What Heart Rate Training Zone Should I Train At?

Your heart rate is a great way to measure your efforts. The goal is to use the different heart rate training zones, while putting an emphasis on the type of training you need for your goals.

Here are some examples of training zones for different goals:

  • If your goal is to be a long distance runner, your training zones should look like:
    • Zone 1-2 (Light Zones): 15%
    • Zone 3 (Moderate Zone): 80%
    • Zone 4-5 (Hard Zones): 5%
  • If your goal is to be a short distance runner, your training zones should look like:
    • Zone 1-2 (Light Zones): 10%
    • Zone 3 (Moderate Zone): 30%
    • Zone 4-5 (Hard Zones): 60%
  • If your goal is to be a weight lifter, your training zones should look like:
    • Zone 1-2 (Light Zones): 10%
    • Zone 4-5 (Hard Zones): 20%
    • Zone 3 (Moderate Zone): 70%

Those are examples, these numbers can vary depending on how your goals, your recovery and how your schedule is set up.

Adjust Your Heart Rate Training Zones According To How You Feel

All you have to keep in mind is that you will need to adjust the training intensity according to your level of fatigue.

Fatigue doesn't have to be muscle related, it can be indirect, like your lifestyle.
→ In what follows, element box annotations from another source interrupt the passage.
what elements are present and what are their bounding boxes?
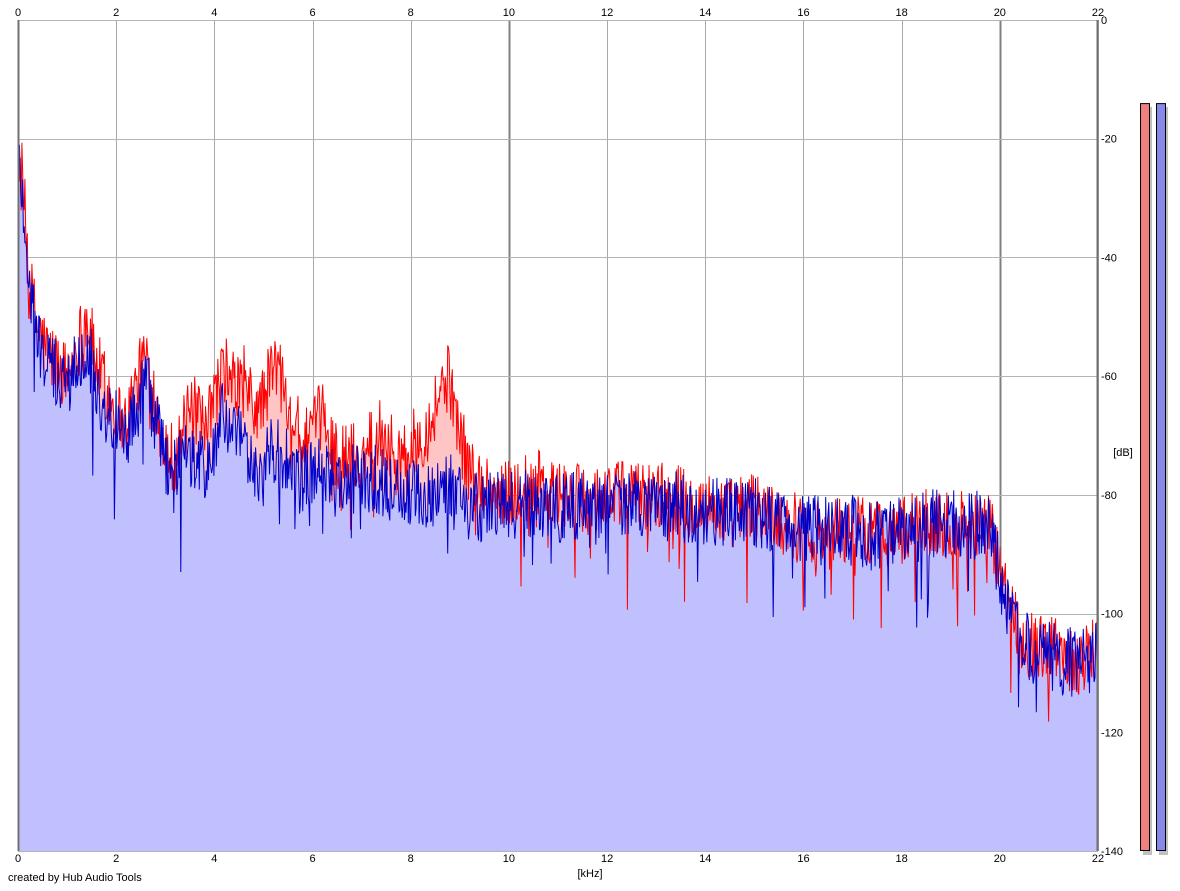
x-tick-label-bottom: 4 [211,853,217,865]
x-tick-label-bottom: 0 [15,853,21,865]
y-tick-label: -140 [1101,846,1123,858]
tick-labels: 002244668810101212141416161818202022220-… [15,7,1123,865]
y-tick-label: -60 [1101,371,1117,383]
series-2-line [17,144,1099,713]
x-tick-label-bottom: 22 [1092,853,1104,865]
x-tick-label-bottom: 14 [699,853,711,865]
y-tick-label: -20 [1101,134,1117,146]
x-tick-label-bottom: 8 [408,853,414,865]
x-tick-label-top: 12 [601,7,613,19]
y-tick-label: -80 [1101,490,1117,502]
y-tick-label: -120 [1101,727,1123,739]
x-tick-label-top: 18 [896,7,908,19]
y-tick-label: -40 [1101,252,1117,264]
x-tick-label-bottom: 12 [601,853,613,865]
level-meters [1140,103,1168,856]
x-tick-label-top: 8 [408,7,414,19]
x-tick-label-bottom: 10 [503,853,515,865]
x-tick-label-top: 22 [1092,7,1104,19]
x-tick-label-bottom: 18 [896,853,908,865]
x-tick-label-top: 16 [797,7,809,19]
x-tick-label-top: 10 [503,7,515,19]
y-tick-label: -100 [1101,609,1123,621]
y-tick-label: 0 [1101,15,1107,27]
x-tick-label-bottom: 2 [113,853,119,865]
credit-text: created by Hub Audio Tools [8,872,142,884]
series-layer [17,136,1099,852]
x-tick-label-top: 14 [699,7,711,19]
x-tick-label-bottom: 6 [309,853,315,865]
x-tick-label-bottom: 20 [994,853,1006,865]
plot-frame [17,20,1099,851]
x-tick-label-top: 4 [211,7,217,19]
y-axis-label: [dB] [1113,447,1133,459]
level-meter-2 [1156,103,1166,852]
x-tick-label-top: 6 [309,7,315,19]
x-axis-label: [kHz] [577,868,602,880]
x-tick-label-top: 2 [113,7,119,19]
x-tick-label-top: 0 [15,7,21,19]
x-tick-label-top: 20 [994,7,1006,19]
level-meter-1 [1140,103,1150,852]
x-tick-label-bottom: 16 [797,853,809,865]
series-2-area [18,145,1098,851]
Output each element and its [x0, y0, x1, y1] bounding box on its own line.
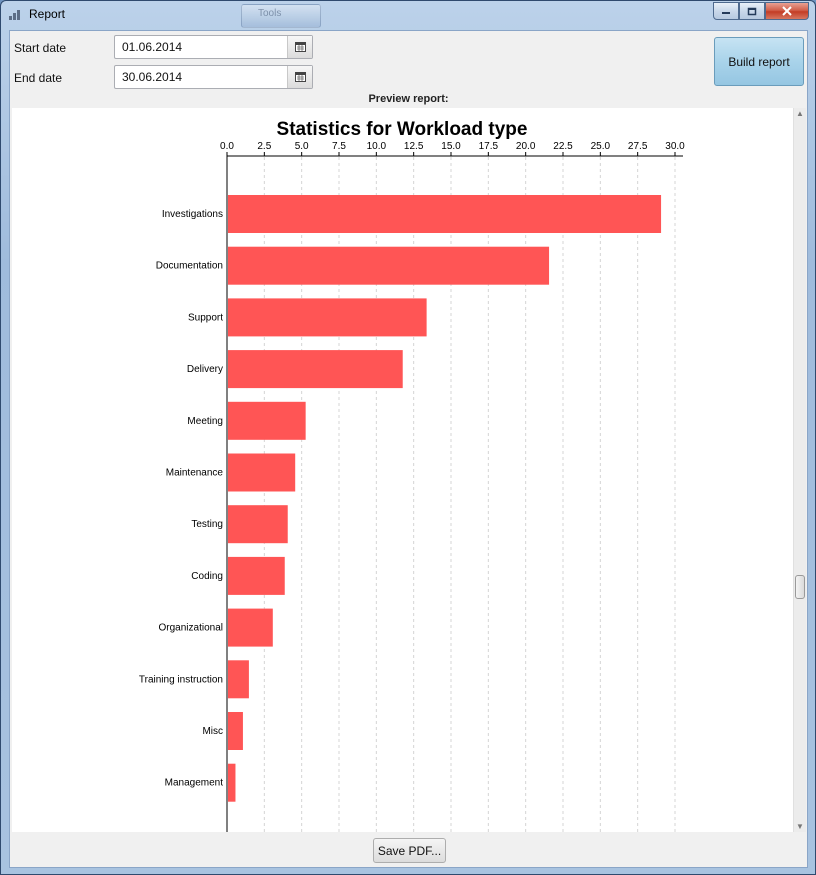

For example, it would be a risky idea to train at Zone 4-5 if you've only had 4 hours of sleep.

In Summary

  • Heart rate training zones are ways to train using different efforts.
  • Your maximum heart rate MHR = 220 - your age.
  • It's important to train at different heart training zones according to your fitness goals.
  • Adjust your training zones according to your fatigue level.